A linocut is a traditional printmaking technique. As a printmaker, this is the one that I enjoy the most, although I do use monoprinting, etching and collagraphs too.
'Print' used in this context has no digital element to it, and all parts of the process are carried out by hand.
Linocut is a block printing relief technique, in which an image is cut into a sheet or block of linoleum and then printed using either a small press, or by hand. The raised surfaces are the ones that capture the ink and hence are printed on to the paper. The impression is created on the paper as a mirror image. Each time a print has to be created from the lino block, it has to be inked and then pressed and so each print created in this way is unique. These are different from the reproduction prints, which are often created digitally and are not limited edition. The linocut technique lends itself beautifully to creating strong, graphic monochrome prints, which is why it is such a favourite of mine, and unlike the woodcut, it does not have a grainy texture, thereby resulting in smoother art prints.

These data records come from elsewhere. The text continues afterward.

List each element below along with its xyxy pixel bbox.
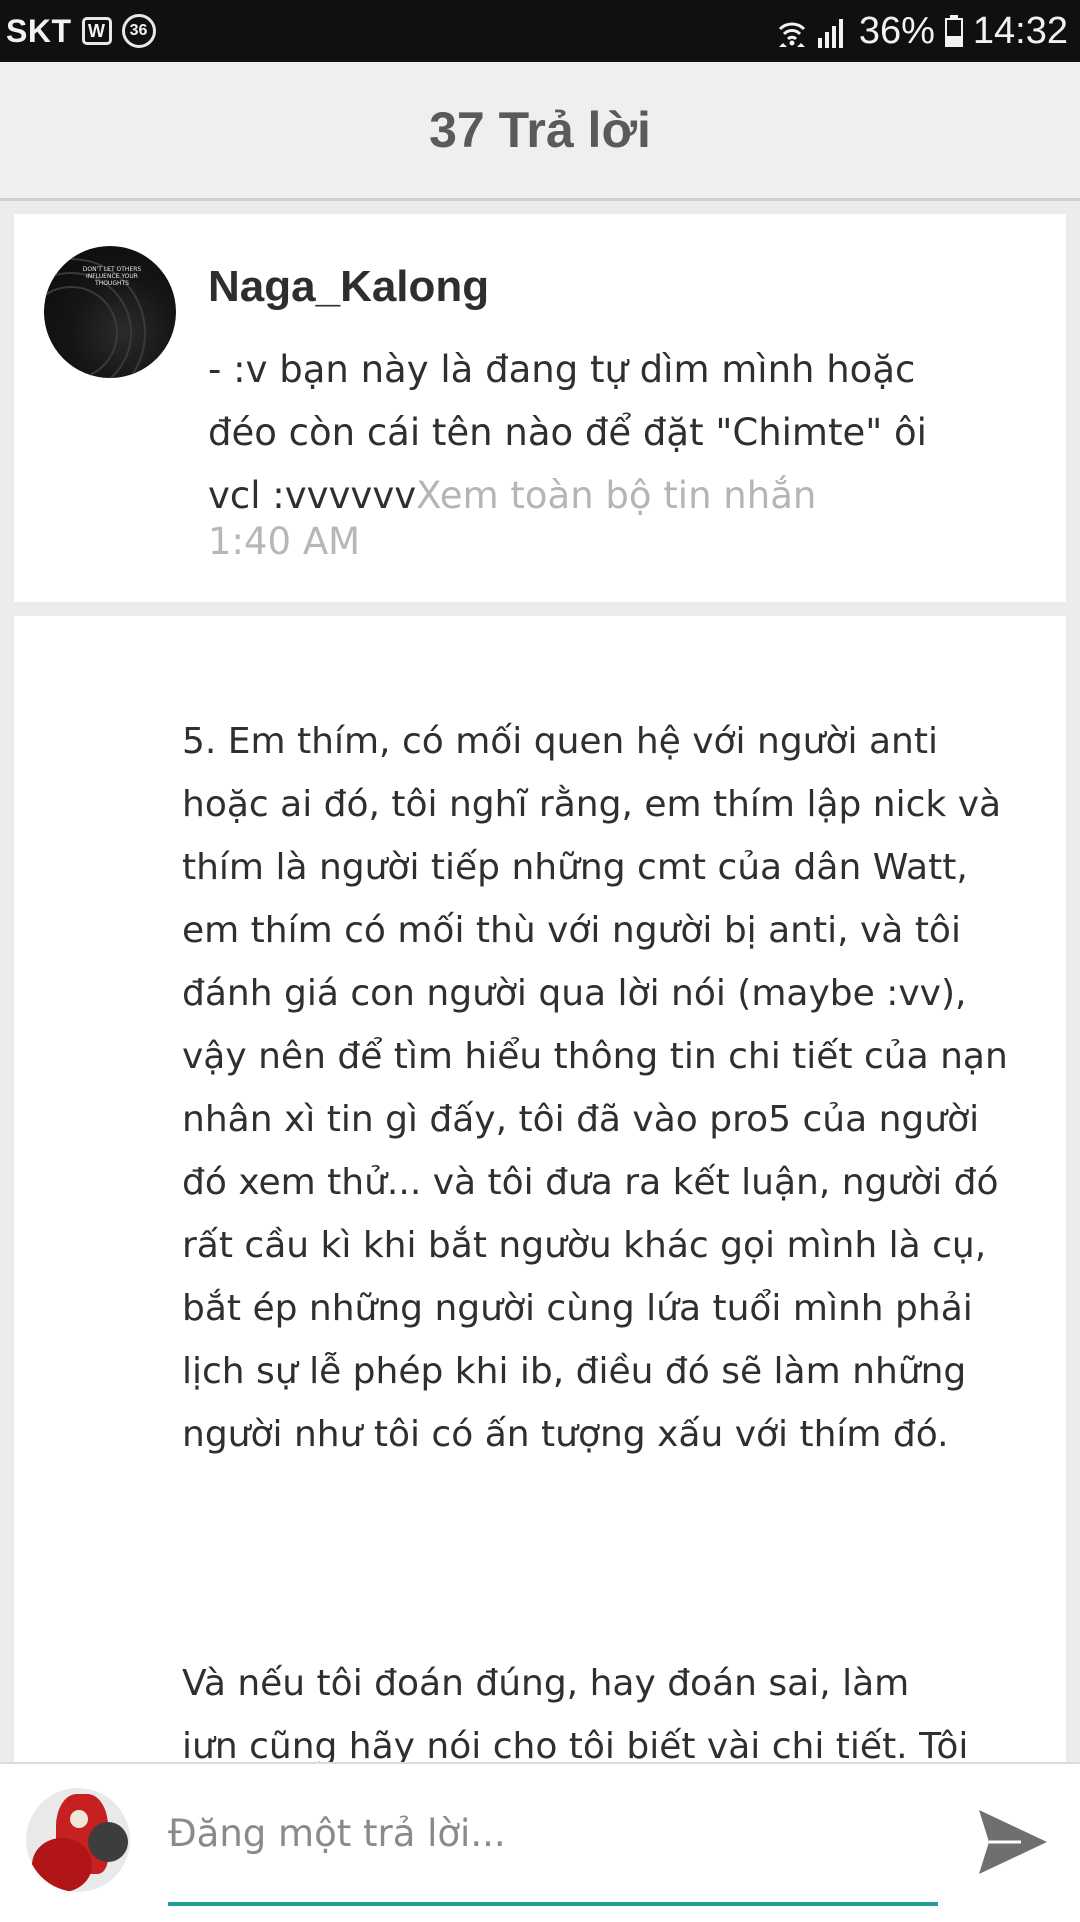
- notification-count-badge: 36: [121, 14, 156, 48]
- current-user-avatar: [26, 1788, 130, 1892]
- signal-icon: [817, 19, 843, 48]
- clock: 14:32: [972, 9, 1068, 52]
- wattpad-app-icon: W: [81, 17, 112, 45]
- see-full-message-link[interactable]: Xem toàn bộ tin nhắn: [416, 474, 816, 517]
- reply-body-card: 5. Em thím, có mối quen hệ với người ant…: [14, 616, 1066, 1766]
- battery-icon: [944, 15, 963, 47]
- body-paragraph: Và nếu tôi đoán đúng, hay đoán sai, làm …: [182, 1663, 969, 1766]
- comment-text: - :v bạn này là đang tự dìm mình hoặc đé…: [208, 338, 1028, 527]
- reply-input[interactable]: [168, 1796, 938, 1870]
- comment-line: - :v bạn này là đang tự dìm mình hoặc: [208, 348, 916, 391]
- status-bar-right: 36% 14:32: [777, 0, 1068, 62]
- send-icon[interactable]: [975, 1806, 1051, 1878]
- page-header: 37 Trả lời: [0, 62, 1080, 201]
- avatar-quote-text: DON'T LET OTHERS INFLUENCE YOUR THOUGHTS: [82, 266, 142, 287]
- carrier-label: SKT: [6, 12, 72, 49]
- comment-timestamp: 1:40 AM: [208, 520, 361, 563]
- wifi-icon: [778, 22, 805, 47]
- reply-input-underline: [168, 1902, 938, 1906]
- commenter-avatar[interactable]: DON'T LET OTHERS INFLUENCE YOUR THOUGHTS: [44, 246, 176, 378]
- comment-line-last: vcl :vvvvvvXem toàn bộ tin nhắn: [208, 464, 1028, 527]
- battery-percent: 36%: [858, 9, 935, 52]
- page-title: 37 Trả lời: [429, 102, 651, 158]
- commenter-name[interactable]: Naga_Kalong: [208, 262, 489, 312]
- parent-comment-card: DON'T LET OTHERS INFLUENCE YOUR THOUGHTS…: [14, 214, 1066, 602]
- body-paragraph: 5. Em thím, có mối quen hệ với người ant…: [182, 721, 1008, 1455]
- status-bar-left: SKT W 36: [6, 0, 156, 62]
- comment-line-end: vcl :vvvvvv: [208, 474, 417, 517]
- comment-line: đéo còn cái tên nào để đặt "Chimte" ôi: [208, 411, 927, 454]
- status-bar: SKT W 36 36% 14:32: [0, 0, 1080, 62]
- reply-bar: [0, 1762, 1080, 1922]
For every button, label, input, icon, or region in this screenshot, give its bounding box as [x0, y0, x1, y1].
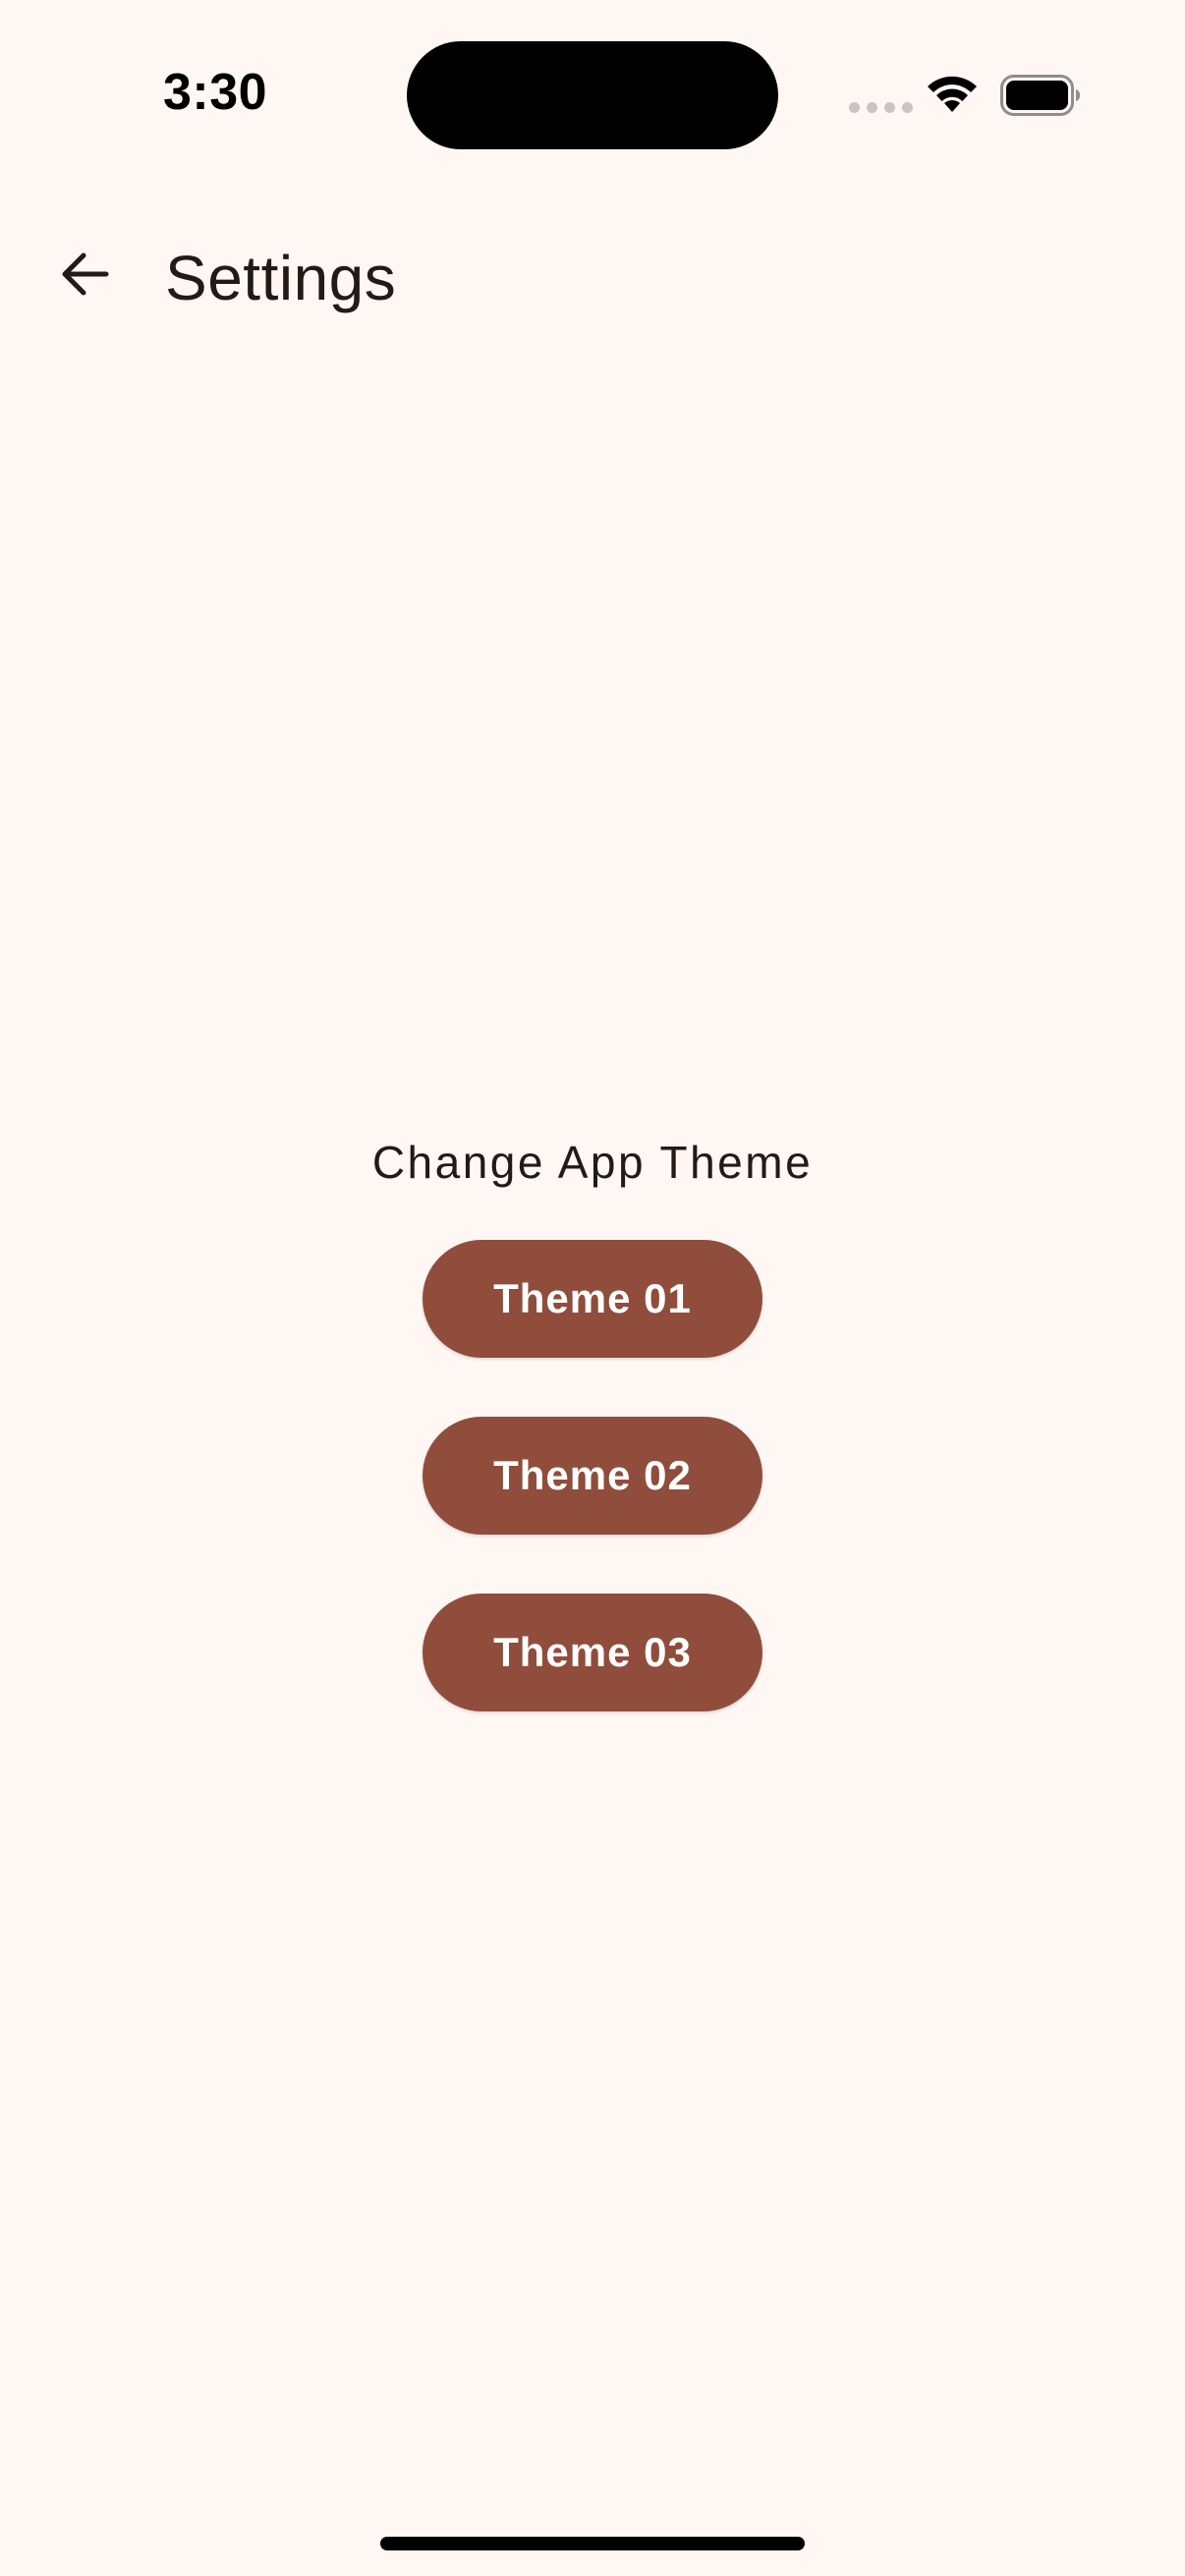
change-theme-label: Change App Theme	[371, 1137, 814, 1188]
cellular-signal-icon	[849, 102, 913, 113]
page-title: Settings	[165, 243, 397, 313]
theme-01-button[interactable]: Theme 01	[423, 1240, 762, 1358]
theme-02-button[interactable]: Theme 02	[423, 1417, 762, 1535]
battery-icon	[1000, 75, 1080, 116]
theme-03-button[interactable]: Theme 03	[423, 1594, 762, 1711]
home-indicator[interactable]	[380, 2537, 805, 2550]
wifi-icon	[928, 76, 977, 112]
status-bar-time: 3:30	[163, 64, 268, 121]
theme-section: Change App Theme Theme 01 Theme 02 Theme…	[0, 1130, 1185, 1770]
arrow-left-icon	[62, 252, 109, 296]
dynamic-island	[407, 41, 778, 149]
back-button[interactable]	[41, 232, 126, 316]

Purchasing a linocut print
Limited Edition: When you purchase a linocut, you would see a number on the front at the bottom of the image. This might look like 13/21. In this case, 21 denotes the total number of prints that have been made from the carved block (except the A/P or Artist's Proof which are usually not sold) and so this would be a limited edition series of 21 prints of the same design. The numerator '13' denotes the number of print from the limited edition series that you have purchased. Most of my prints are a series of 25, and very rarely 50.
Archival Paper: Check that the artist has used archival paper which is not made from wood pulp. Many of the Japanese papers fall into this category. I use Masa, Hosho and also Zerkall printmaking paper for my prints, especially if I am printing by hand. Somerset Satin is a heavier paper, and has a velvety quality which lends itself better to printing when using a press.
Inks: Try and find out which inks the artist has used, as some are more environmentally friendly and permanent than others. After much experimentation with a range of inks, I now use Caligo oil-based inks which are washable, and made from soy, hence gentler for the environment, and the colours are durable and long lasting. They take quite a long time to dry, but have a depth and intensity of colour which works really well with my monochrome linocut prints.
When choosing to buy a print make sure you are aware of the difference between a original limited edition print and a reproduction print.